Thursday, June 12, 2014

Go Home, Screenplay, You're Drunk: Pacific Rim

Following in the footsteps of my international sensation "Scenes I'll Never Write In Screenplays," I've decided to start a new segment here on The Fabulist, wherein I take the basic storytelling elements of movies I enjoy or admire (usually big blockbusters) and attempt to restructure or slim them down into more understandable, more digestible versions thereof.

I'm calling it "Go Home, Screenplay, You're Drunk" and, for my inaugural post, I'm starting with a very popular movie from 2013, especially among the "Timothy's girlfriend" demo. That's right, it's time to do some unasked-for script work on:

So, spoiler warning, obviously.
The film opens in Tokyo, 2016. We follow a 10-year-old Japanese girl as she runs frightened and crying through the streets, pursued by an enormous, building-destroying monster. As she does, we hear voice-over narration from an unknown voice (Charlie Hunnam), explaining the film's basic premise; massive monsters, known as kaiju, started appearing out of a portal in the Pacific Ocean, attacking coastal cities. We were defenseless against them.

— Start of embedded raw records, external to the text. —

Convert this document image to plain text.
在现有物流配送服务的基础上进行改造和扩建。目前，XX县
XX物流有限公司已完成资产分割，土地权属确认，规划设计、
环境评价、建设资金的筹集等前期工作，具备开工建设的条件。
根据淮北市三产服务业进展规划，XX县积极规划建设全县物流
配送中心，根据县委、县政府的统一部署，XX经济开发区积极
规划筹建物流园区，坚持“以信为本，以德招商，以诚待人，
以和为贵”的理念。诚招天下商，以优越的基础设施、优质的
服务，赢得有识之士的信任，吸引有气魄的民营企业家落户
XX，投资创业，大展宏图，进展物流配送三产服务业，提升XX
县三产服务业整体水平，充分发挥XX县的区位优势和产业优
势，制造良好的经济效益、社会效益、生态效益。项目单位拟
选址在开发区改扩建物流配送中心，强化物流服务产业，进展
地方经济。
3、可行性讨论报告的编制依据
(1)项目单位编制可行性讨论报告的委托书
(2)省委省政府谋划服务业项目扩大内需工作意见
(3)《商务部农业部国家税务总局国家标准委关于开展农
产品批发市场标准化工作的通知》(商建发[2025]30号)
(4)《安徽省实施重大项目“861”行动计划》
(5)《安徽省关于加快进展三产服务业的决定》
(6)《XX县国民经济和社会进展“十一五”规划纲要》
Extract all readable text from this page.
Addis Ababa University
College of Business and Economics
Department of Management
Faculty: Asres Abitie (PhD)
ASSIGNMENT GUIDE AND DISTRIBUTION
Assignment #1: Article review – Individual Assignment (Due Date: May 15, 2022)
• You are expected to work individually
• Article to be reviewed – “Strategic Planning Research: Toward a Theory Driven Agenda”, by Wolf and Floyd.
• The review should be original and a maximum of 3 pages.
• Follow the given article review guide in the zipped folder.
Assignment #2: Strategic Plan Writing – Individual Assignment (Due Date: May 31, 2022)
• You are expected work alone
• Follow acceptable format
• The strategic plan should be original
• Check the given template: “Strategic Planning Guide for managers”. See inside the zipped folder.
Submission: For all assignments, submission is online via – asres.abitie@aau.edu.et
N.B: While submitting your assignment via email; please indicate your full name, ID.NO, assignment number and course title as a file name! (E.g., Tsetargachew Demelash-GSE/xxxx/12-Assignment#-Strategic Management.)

As the little girl hides down an alley, suddenly a massive robot appears, which the V.O. describes as a Jaeger – a weapon designed by humanity to finally start battling the kaiju back. We watch a brief, exciting tussle between machine and monster, while the child cowers beneath a dumpster. Finally, when the monster is defeated, the girl emerges from hiding and is summarily rescued.

Title drop.

Flash forward to the Shatterdome, the headquarters of the underfunded Jaeger progam in Hong Kong. Mako Mori (Rinko Kikuchi), now an adult, works to repair on a decrepit old Jaeger by the name of Gipsy Danger. She's summoned by her superior, Stacker Pentecost (Idris Elba), to report for physical compatibility training. As she hustles to the training room, we see her cross the Shatterdome, revealing its three massive Jaegers. Along the way, she briefly banters with the crews of Crimson Typhoon and Cherno Alpha, the Chinese and Russian Jaegers, respectively, hoping today will be the day she finds a co-pilot for Gipsy Danger.

In the training room, Mako roundly defeats all her challengers in unarmed combat. Pentecost is not pleased, however, explaining that the purpose of the training isn't to best your opponent, but to anticipate their moves. He explains that piloting a Jaeger takes teamwork, requires a partner who's drift compatible and who shares some underlying experiences. Pentecost claims to have rounded up other survivors of that initial attack on Tokyo for her to train against, but none of them seem to be compatible with her. She's technically proficient, but very emotionally walled-off. This seems to give him an idea.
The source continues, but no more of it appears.